EP and analytics
June 25, 2008
I got an email this morning asking me what I think of the idea that CEP (complex event processing) must be combined with “analytics” to be useful to most customers. I suspect that this is coming from the very strong opinions expressed by Tim over at The CEP Blog. For example, this post about Tibco acquiring Insightful where he states that “any software company that discusses CEP and does not support or advocate advanced analytics are selling snake oil.” So here I’m posting my answer, in three parts.

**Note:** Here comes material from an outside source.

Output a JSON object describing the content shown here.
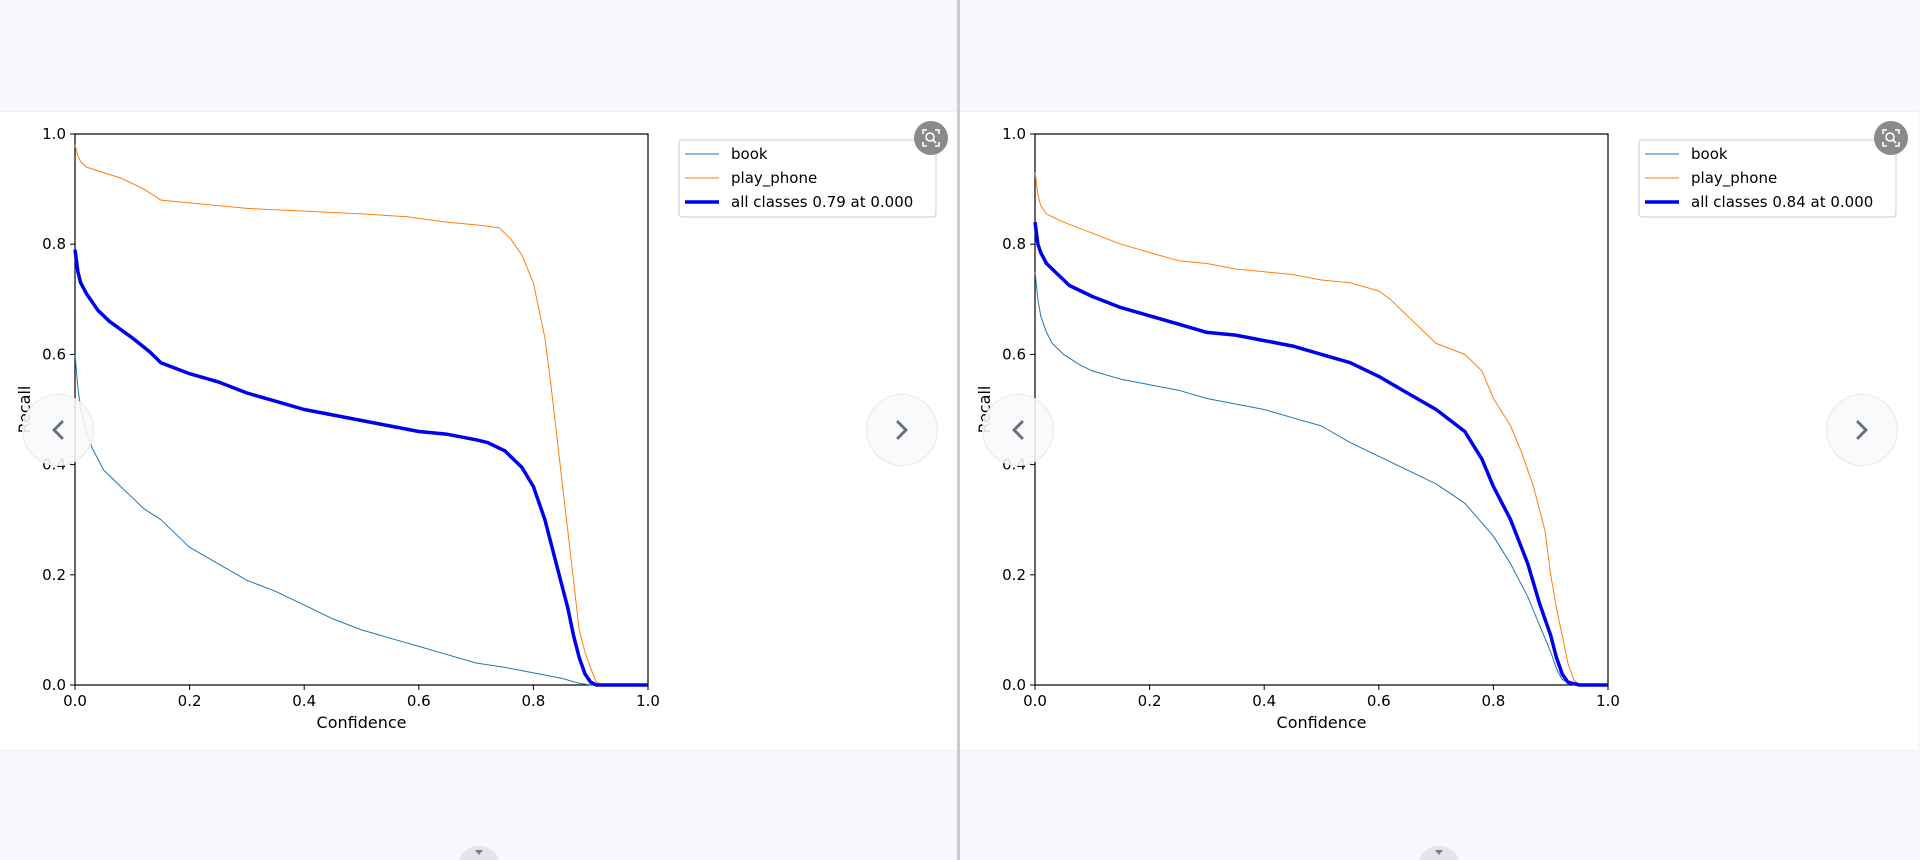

First part: about the term CEP
There is an argument that because CEP is often described as being focussed on “detecting previously unknown patterns in events” then it must by definition involve analytics that are designed for such detection. Here I agree that the idea of detecting previously unknown patterns is mostly wishful thinking that is used to attract interest in CEP as a “strategic” technology. I can think of one exception: the case where you simply have too much data to work effectively with a traditional database. On a very large data set, CEP technology could help to summarize data or to test assumptions and screen for patterns on data sets that would be unmanageable with other technology (for example, data sets where you don’t even have to disk space to store a massive incoming data feed).
On a similar note, maybe CEP could lower the barrier to entry for cartain kinds of pattern detection on very large data streams. Storing and using large amounts of data with a database can add significant cost in the form of storage and processing overhead. But one could attach a CEP applitation to a stream of network data and test for patterns without ever even storing the data to disk.
But people should remember that goal of CEP has always been to lower the barrier to entry for real-time applications. When you start to talk about advanced analytics, you have two options:
- You might require users to have a strong background in that kind of analytics. For example, see my post about using EP as real-time data mining. Certainly S+ contains lots of great stuff for data mining and other analytics, but most of that stuff is not for the faint of heart and requires at least the equivalent of a masters degree to use effectively.
- You might design a solution that applies advanced analytics to a particular and very focussed problem, like detecting likely signs of a network intrusion. In this case, you can put the power of analytics in the hands of an less trained user, but they can only use that software for the very focussed problem domain.
Neither of these scenarios meets the goal of reducing the barrier to entry. There are already terms for applying analytics, for example applied math, some of the domains of statistics, or even detection theory or data analysis. If CEP were any of these things, it would not be called CEP – it would already have a name.
Second part: the utility of CEP solutions for advanced problems
I have heard a lot about how existing CEP products can’t be used for advanced problems because of how they process data. This is a very short sighted view. It’s like saying that C++ is not useful for advanced problems because it only comes built in with a few storage types. CEP products are platforms on which you build larger applications. They reduce the barrier to enrty for real-time processing. But in the end, they provide a way for you to build larger applications out of smaller components, and this is exactly what is needed to solve advanced problems. If I have a new model for some kind of advanced pattern detection, I might code that model using a CEP engine, thus saving myself all kinds of time and pain related to dealing with real-time data. When a product comes with certain built in data structures, the whole point is that you can combine them to provide more advanced functionality. That’s how advanced software gets built.
Third part: the market for current CEP products
Some have expressed the opinion that most customers that process real-time data need “advanced analytics.” This then leads to the idea that existing CEP vendors are not providing the tools that most customers need. So is this a statement confirmed by a market study, or the subjective opinion of one person? Matlab has market data connectivity and about as much in the way of analytics as you can buy. So why all the use of CEP in algorithmic trading? How did CEP even get started in this area that already has well developed analytics solutions? The answer is, AFAIK, that most users actually don’t require advanced analytics. Some do. Most don’t. Most businesses need advanced real-time analytics in a few (possibly vital) areas of their business, but to run the rest of the day-to-day operation, they just need to lower the barrier to entry for developing relatively simple real-time applications and then to manage the growth of those simple applications into large rule sets. It’s the same with data processing. Many static reports use advanced analytics, and in many cases those are key to the business strategy. But most reports are made of very simple components, assembled in meaningful ways. I have no market study to back that up, but I think that the evidence is stronger for this view.